Secure messaging app Wickr opens core crypto protocol to review
Wickr, the San Francisco-based company that’s behind the secure ephemeral messaging app of the same name, has published the core crypto protocol powering both the personal and the business versions of the app.
The personal version dates back to 2012, and Wickr Professional – the business collaboration and communication version of the app – was released in December 2016.
It is possible and likely that the company’s inroad into the business market is one of the reason for the public release of the crypto code. The aimed-for user base – businesses that want to have secure communication software – might have a problem trusting an app whose source code can’t be audited by them or independent third parties they contact.
Wickr CEO Joel Wallenstrom says that “the Electronic Frontier Foundation has been one of the key voices to inspire Wickr and many others in the industry to find a balance in engineering the privacy technology.”
In the (currently outdated) Secure Messaging Scorecard released in early 2015, the EFF has pointed out two failings of the Wickr offering: the code is not open to independent review, and the security design is not properly documented.
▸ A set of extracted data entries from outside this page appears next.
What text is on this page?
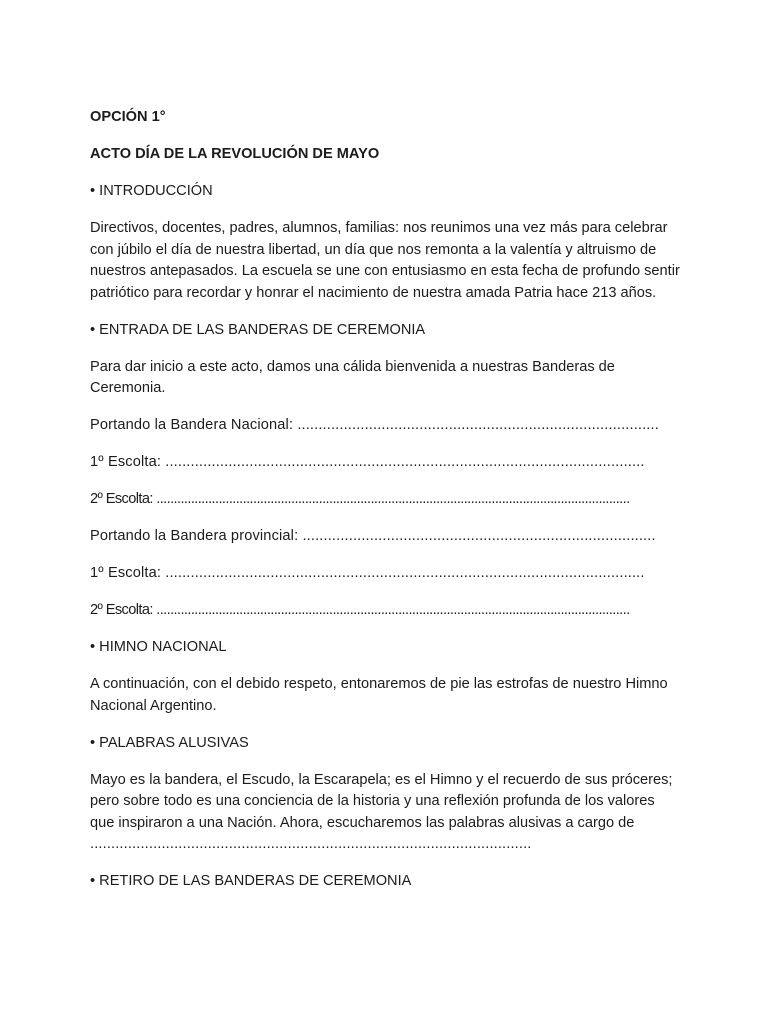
OPCIÓN 1°

ACTO DÍA DE LA REVOLUCIÓN DE MAYO

• INTRODUCCIÓN

Directivos, docentes, padres, alumnos, familias: nos reunimos una vez más para celebrar con júbilo el día de nuestra libertad, un día que nos remonta a la valentía y altruismo de nuestros antepasados. La escuela se une con entusiasmo en esta fecha de profundo sentir patriótico para recordar y honrar el nacimiento de nuestra amada Patria hace 213 años.

• ENTRADA DE LAS BANDERAS DE CEREMONIA

Para dar inicio a este acto, damos una cálida bienvenida a nuestras Banderas de Ceremonia.

Portando la Bandera Nacional: ......................................................................................

1º Escolta: ..................................................................................................................

2º Escolta: .........................................................................................................................................

Portando la Bandera provincial: ....................................................................................

1º Escolta: ..................................................................................................................

2º Escolta: .........................................................................................................................................

• HIMNO NACIONAL

A continuación, con el debido respeto, entonaremos de pie las estrofas de nuestro Himno Nacional Argentino.

• PALABRAS ALUSIVAS

Mayo es la bandera, el Escudo, la Escarapela; es el Himno y el recuerdo de sus próceres; pero sobre todo es una conciencia de la historia y una reflexión profunda de los valores que inspiraron a una Nación. Ahora, escucharemos las palabras alusivas a cargo de
.........................................................................................................

• RETIRO DE LAS BANDERAS DE CEREMONIA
According to the licence under which the code was released, developers, cryptographers, and academics can analyze, audit, evaluate, review, and test it, but no-one can re-use it and make money off it.
According to The Register, the company does plan to open source the code at a later date, under a GNU license.
“Wickr has actively engaged the security and crypto communities to test and scrutinize our software and design decisions. No Wickr product goes to market without extensive scrutiny by our Advisors and best in the industry 3rd party security teams,” Wallenstrom pointed out. Now is the time for potential customers to do the same.
Finally, he also announced that well-known cryptographer Joel Alwen is joining the Wickr core research and engineering team.